Omar Bayomy scite author profile

Background: Racial inequities for patients with heart failure (HF) have been widely documented. HF patients who receive cardiology care during a hospital admission have better outcomes. It is unknown whether there are differences in admission to a cardiology or general medicine service by race. This study examined the relationship between race and admission service, and its effect on 30-day readmission and mortality Methods: We performed a retrospective cohort study from September 2008 to November 2017 at a single large urban academic referral center of all patients self-referred to the emergency department and admitted to either the cardiology or general medicine service with a principal diagnosis of HF, who self-identified as white, black, or Latinx. We used multivariable generalized estimating equation models to assess the relationship between race and admission to the cardiology service. We used Cox regression to assess the association between race, admission service, and 30-day readmission and mortality.
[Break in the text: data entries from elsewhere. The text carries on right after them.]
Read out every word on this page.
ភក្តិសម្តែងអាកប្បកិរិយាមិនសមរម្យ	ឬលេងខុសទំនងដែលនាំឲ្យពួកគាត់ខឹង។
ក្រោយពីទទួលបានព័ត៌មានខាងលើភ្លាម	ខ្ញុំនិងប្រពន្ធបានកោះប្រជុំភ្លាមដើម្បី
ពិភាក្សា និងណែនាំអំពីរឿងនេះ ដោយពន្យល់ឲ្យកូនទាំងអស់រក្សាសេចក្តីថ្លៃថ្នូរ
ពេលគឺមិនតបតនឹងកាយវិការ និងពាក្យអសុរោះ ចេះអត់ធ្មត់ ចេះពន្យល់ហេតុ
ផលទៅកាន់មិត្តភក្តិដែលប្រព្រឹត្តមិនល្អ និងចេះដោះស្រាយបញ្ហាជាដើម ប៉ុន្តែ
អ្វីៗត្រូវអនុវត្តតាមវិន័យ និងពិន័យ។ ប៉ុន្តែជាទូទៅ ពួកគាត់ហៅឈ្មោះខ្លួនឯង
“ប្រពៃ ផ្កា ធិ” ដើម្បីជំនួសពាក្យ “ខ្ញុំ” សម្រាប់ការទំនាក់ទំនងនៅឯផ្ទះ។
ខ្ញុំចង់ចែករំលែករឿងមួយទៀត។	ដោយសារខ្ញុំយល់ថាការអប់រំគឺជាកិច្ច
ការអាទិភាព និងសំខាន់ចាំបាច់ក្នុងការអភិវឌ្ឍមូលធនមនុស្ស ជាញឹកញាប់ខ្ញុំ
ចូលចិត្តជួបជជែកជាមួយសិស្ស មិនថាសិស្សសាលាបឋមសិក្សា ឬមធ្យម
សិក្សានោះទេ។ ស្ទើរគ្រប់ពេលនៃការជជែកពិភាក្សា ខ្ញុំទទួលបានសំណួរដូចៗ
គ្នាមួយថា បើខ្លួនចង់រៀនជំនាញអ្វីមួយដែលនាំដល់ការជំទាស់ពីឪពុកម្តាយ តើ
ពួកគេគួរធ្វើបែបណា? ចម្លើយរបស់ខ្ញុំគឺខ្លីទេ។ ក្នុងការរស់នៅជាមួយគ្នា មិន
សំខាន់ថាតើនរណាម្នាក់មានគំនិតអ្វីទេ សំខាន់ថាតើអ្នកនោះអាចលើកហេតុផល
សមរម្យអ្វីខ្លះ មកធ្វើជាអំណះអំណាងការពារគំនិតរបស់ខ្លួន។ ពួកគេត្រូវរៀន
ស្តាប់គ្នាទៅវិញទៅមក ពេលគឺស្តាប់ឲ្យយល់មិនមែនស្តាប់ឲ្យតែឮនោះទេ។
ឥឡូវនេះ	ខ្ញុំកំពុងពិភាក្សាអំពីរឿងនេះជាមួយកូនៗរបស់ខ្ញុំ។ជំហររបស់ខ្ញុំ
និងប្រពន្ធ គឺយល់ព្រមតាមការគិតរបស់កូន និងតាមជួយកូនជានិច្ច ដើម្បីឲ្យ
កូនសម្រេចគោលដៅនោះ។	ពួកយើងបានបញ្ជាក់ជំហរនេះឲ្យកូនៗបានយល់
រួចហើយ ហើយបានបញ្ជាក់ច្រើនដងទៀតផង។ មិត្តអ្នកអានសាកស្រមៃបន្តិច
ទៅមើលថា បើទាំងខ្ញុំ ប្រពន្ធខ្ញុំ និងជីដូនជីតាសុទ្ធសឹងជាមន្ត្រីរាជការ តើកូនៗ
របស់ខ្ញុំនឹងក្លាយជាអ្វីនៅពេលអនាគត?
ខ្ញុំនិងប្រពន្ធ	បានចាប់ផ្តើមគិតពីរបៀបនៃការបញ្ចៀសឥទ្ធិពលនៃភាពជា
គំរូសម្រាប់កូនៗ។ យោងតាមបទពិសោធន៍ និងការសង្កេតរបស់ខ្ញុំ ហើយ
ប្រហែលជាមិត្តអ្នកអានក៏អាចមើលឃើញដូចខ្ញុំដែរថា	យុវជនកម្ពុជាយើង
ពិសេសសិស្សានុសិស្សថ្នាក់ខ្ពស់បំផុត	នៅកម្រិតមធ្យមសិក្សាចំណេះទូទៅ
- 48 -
Results: Among 1967 unique patients (66.7% white, 23.6% black, and 9.7% Latinx), black and Latinx patients had lower rates of admission to the cardiology service than white patients (adjusted rate ratio, 0.91; 95% CI, 0.84–0.98, for black; adjusted rate ratio, 0.83; 95% CI, 0.72–0.97 for Latinx). Female sex and age >75 years were also independently associated with lower rates of admission to the cardiology service. Admission to the cardiology service was independently associated with decreased readmission within 30 days, independent of race. Conclusions: Black and Latinx patients were less likely to be admitted to cardiology for HF care. This inequity may, in part, drive racial inequities in HF outcomes.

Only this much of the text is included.